Une interview de Stéphane Leroyer, expert technique chez Ecocert.
Comment sont conservés les aliments certifiés biologiques, afin de maintenir la sécurité du consommateur tout en utilisant des substances non nocives ?
Une cinquantaine de conservateurs sont actuellement utilisés dans l’industrie agro-alimentaire , mais seulement 8 sont autorisés en bio :
– le dioxyde de soufre (E 220) ou le métabisulfite de potassium (E 224) dans le cidre, le poiré, les vins de fruits (autres que de raisin*) et l’hydromel avec des teneurs maximum d’utilisation ;
– le métabisulfite de sodium (E 223) pour les crustacés ;
– le nitrite de sodium (E 250) ou le nitrate de potassium (E 252) pour les produits à base de viande avec des teneurs maximums d’utilisation ;
– l’acide lactique (E 270) sans conditions particulières d’utilisation ;
– le dioxyde de carbone (E 290) sans conditions particulières d’utilisation ;
– l’acide malique (E 296) uniquement dans les produits d’origine végétale.
L’acide acétique (E 260) n’est pas autorisé, en revanche il est possible d’utiliser du vinaigre bio.
En plus des conservateurs, certains antioxydants sont également autorisés :
– l’acide ascorbique (E 300) dans les produits d’origine végétale et les produits à base de viande ;
– l’ascorbate de sodium (E 301) dans les produits à base de viande ;
– l’extrait de tocophérol (E 306) dans les graisses et les huiles ;
– les extraits de romarin BIO (E 392) obtenus par extraction à l’éthanol.
*NB : le vin est un cas à part en bio, il n’existe pas actuellement de règles de vinification biologique. Seul le raisin est certifié dans le vin, c’est la raison pour laquelle le vin n’est pas certifié comme un produit biologique à part entière mais comme » un produit à base de raisins biologiques « . Cette situation est transitoire. Un cahier des charges européen sur la vinification biologique est attendu prochainement. Il portera notamment sur les sulfites encore actuellement utilisés pour conserver les vins bio.
Pourrait-on être encore plus strict et réduire la liste des conservateurs autorisés ? Certains conservateurs, comme le nitrite de sodium sont critiqués…
Ceci ne dépend pas des Organismes certificateurs, la liste des additifs autorisés est établie par la Commission Européenne, elle est susceptible d’évolution. Il existe un groupe d’Experts au niveau de la Commission Européenne qui donne son avis sur l’éventuel ajout ou retrait de substances dans cette liste.
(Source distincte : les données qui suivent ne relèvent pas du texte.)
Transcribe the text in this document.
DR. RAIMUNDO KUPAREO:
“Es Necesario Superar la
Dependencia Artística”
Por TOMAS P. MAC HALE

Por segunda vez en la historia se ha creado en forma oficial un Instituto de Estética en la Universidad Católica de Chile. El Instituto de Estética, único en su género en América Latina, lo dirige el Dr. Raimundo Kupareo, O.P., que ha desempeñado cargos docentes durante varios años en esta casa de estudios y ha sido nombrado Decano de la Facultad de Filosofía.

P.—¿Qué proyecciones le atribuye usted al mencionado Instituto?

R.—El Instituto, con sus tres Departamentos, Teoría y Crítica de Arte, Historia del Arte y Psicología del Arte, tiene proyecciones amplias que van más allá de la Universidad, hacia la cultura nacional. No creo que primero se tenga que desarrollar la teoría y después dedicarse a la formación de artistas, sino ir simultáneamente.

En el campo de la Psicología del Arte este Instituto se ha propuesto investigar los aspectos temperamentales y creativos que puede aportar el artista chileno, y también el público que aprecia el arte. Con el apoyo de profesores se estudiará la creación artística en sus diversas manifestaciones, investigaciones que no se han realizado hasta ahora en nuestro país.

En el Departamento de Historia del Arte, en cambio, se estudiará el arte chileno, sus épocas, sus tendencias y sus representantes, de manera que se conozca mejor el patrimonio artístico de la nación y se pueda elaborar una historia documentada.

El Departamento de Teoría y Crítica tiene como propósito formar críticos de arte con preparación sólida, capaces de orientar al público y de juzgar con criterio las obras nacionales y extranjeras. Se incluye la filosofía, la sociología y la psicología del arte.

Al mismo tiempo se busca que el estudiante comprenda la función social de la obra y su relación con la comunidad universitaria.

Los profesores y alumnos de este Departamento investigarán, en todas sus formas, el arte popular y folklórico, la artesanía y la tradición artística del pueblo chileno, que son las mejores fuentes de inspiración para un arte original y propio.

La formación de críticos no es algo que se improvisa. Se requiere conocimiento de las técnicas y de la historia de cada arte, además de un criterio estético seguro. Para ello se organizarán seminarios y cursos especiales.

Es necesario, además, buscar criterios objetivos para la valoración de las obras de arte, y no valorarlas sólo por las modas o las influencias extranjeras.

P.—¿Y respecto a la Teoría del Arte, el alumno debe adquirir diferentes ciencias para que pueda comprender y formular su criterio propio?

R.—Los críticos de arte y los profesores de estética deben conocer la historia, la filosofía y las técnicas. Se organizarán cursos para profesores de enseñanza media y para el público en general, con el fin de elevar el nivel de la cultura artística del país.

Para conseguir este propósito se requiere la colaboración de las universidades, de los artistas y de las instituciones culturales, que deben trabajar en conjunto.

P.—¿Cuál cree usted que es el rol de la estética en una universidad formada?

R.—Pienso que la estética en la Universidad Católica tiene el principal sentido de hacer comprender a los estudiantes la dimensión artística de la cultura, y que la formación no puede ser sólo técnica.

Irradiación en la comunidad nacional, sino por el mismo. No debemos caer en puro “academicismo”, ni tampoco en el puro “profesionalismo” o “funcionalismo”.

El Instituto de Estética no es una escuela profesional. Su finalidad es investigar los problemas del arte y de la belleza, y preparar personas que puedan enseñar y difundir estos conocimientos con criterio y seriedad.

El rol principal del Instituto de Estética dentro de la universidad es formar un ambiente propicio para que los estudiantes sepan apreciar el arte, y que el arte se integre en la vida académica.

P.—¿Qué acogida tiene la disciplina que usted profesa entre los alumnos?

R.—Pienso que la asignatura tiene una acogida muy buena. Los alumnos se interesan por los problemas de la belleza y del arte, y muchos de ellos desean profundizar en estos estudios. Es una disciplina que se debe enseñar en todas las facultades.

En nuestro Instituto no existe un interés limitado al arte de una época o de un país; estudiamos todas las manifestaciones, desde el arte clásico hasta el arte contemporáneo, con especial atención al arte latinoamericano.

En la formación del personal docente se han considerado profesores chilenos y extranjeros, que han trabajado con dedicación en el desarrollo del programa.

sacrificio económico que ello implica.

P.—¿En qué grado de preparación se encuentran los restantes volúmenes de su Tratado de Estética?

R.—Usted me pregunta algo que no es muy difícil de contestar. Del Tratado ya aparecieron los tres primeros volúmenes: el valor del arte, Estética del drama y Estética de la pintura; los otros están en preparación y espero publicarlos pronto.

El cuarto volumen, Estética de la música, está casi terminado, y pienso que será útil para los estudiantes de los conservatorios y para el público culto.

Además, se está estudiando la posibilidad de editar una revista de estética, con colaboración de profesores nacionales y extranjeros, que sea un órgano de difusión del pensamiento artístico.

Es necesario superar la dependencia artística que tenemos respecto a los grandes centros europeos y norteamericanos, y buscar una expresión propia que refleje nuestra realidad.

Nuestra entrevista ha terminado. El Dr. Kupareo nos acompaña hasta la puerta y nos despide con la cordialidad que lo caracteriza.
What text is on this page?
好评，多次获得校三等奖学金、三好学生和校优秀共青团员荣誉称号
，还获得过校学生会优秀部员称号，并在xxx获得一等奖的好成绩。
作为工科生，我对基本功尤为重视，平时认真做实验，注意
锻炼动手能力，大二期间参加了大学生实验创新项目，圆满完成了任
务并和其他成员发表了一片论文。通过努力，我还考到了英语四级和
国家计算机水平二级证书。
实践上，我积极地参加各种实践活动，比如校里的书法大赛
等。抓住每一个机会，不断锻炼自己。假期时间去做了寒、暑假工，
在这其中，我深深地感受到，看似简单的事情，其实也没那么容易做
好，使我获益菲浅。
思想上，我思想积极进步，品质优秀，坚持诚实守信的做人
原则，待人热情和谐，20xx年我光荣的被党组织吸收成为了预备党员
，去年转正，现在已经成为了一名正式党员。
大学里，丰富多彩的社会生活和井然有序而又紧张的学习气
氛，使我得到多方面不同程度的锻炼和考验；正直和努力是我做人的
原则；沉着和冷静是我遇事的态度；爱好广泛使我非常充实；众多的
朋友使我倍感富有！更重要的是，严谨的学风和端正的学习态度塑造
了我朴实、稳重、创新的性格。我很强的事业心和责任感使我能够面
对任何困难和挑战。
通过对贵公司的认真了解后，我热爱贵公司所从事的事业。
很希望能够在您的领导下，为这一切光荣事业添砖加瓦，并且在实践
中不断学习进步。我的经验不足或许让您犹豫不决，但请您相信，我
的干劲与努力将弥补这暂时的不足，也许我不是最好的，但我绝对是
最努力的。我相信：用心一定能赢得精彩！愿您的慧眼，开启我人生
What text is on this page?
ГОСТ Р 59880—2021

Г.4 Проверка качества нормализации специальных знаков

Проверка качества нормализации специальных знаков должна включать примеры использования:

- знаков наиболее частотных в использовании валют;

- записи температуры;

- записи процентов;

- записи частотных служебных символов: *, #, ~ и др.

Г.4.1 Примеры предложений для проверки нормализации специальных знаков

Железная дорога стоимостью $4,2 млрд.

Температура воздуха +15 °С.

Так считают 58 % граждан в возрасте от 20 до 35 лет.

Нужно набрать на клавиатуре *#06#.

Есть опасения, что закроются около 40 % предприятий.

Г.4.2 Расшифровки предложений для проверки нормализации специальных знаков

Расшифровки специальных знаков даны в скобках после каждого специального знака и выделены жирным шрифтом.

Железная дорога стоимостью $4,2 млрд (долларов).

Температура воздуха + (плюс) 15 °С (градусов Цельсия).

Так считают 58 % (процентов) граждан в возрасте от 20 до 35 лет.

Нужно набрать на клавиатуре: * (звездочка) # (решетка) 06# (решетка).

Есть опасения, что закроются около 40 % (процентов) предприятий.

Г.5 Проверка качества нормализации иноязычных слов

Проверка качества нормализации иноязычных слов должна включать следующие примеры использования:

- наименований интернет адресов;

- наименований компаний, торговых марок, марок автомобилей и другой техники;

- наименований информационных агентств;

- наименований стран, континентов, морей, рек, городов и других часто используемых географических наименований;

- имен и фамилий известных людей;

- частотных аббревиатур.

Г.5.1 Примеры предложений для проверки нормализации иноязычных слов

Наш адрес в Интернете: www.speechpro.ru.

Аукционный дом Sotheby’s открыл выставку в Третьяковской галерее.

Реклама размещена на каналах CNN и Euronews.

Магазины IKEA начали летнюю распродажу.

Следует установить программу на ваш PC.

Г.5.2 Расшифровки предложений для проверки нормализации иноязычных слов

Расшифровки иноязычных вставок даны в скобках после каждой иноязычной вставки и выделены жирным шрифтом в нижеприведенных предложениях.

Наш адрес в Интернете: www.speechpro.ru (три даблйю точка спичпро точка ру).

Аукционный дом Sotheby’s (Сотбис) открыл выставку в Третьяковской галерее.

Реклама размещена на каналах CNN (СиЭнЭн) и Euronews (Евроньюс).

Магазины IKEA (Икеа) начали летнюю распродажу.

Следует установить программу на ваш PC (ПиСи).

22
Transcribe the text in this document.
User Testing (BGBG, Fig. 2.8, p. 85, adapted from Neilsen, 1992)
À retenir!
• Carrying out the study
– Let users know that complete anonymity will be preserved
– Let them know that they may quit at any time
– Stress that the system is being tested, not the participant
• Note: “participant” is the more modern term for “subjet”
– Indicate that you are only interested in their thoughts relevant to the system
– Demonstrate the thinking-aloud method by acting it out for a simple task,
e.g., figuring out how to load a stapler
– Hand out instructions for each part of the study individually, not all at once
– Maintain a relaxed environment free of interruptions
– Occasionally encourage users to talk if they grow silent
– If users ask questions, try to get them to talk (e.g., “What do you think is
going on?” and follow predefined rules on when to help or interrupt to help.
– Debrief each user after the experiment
Le retrait des E 220, 224, 250 et 252 de la liste a été envisagé dans le cas où des solutions de remplacement seraient trouvées. A ce jour, ils sont toujours autorisés, il semble donc qu’aucune alternative satisfaisante n’ait été trouvée. Cela veut dire que, sans y recourir, on ne peut conserver les denrées alimentaires dans des conditions satisfaisantes d’hygiène prévues dans la législation générale.
En plus des agents conservateurs il existe des techniques pour sécuriser les aliments. Quelles sont celles utilisées dans le bio ?
On peut utiliser dans le bio les procédés classiques de conservation qui fournissent des conditions défavorables au développement des agents pathogènes, en s’appuyant sur des process thermiques (congélation, surgélation, stérilisation, pasteurisation, …) ; en utilisant des procédés qui éliminent l’eau, comme le séchage, la déshydratation ou l’atomisation ; en conditionnant sous vide ou sous atmosphère protectrice (utilisation d’azote ou de CO2 autorisée) ; en utilisant de la saumure, ou encore en utilisant le vinaigre bio.
Il faut savoir que l’irradiation ( également appelée ionisation ou pasteurisation à froid) n’est pas autorisée en bio. En revanche l’utilisation de micro-ondes ou d’UV est permise.
Certains produits sont plus sensibles que d’autres.
Oui, les produits frais ou les matières premières brutes n’ayant pas subi de traitement de conservation sont forcément plus sensibles.
Il faut donc être vigilant notamment sur le développement de mycotoxines, conséquence de mauvaises conditions de stockage (pour les céréales par exemple).
Comment sont conservés les fruits et légumes bio après récoltes ?
Les conditions de stockage (paramètres fraicheur, humidité, lumière à maitriser et adapter en fonction du type de produits) sont primordiales car aucun traitement post-récolte des fruits et légumes à l’aide de produits phytopharmaceutiques (pesticides) n’est autorisé dans le bio. Seul le sulfate d’aluminium peut être utilisé pour ralentir le mûrissage des bananes.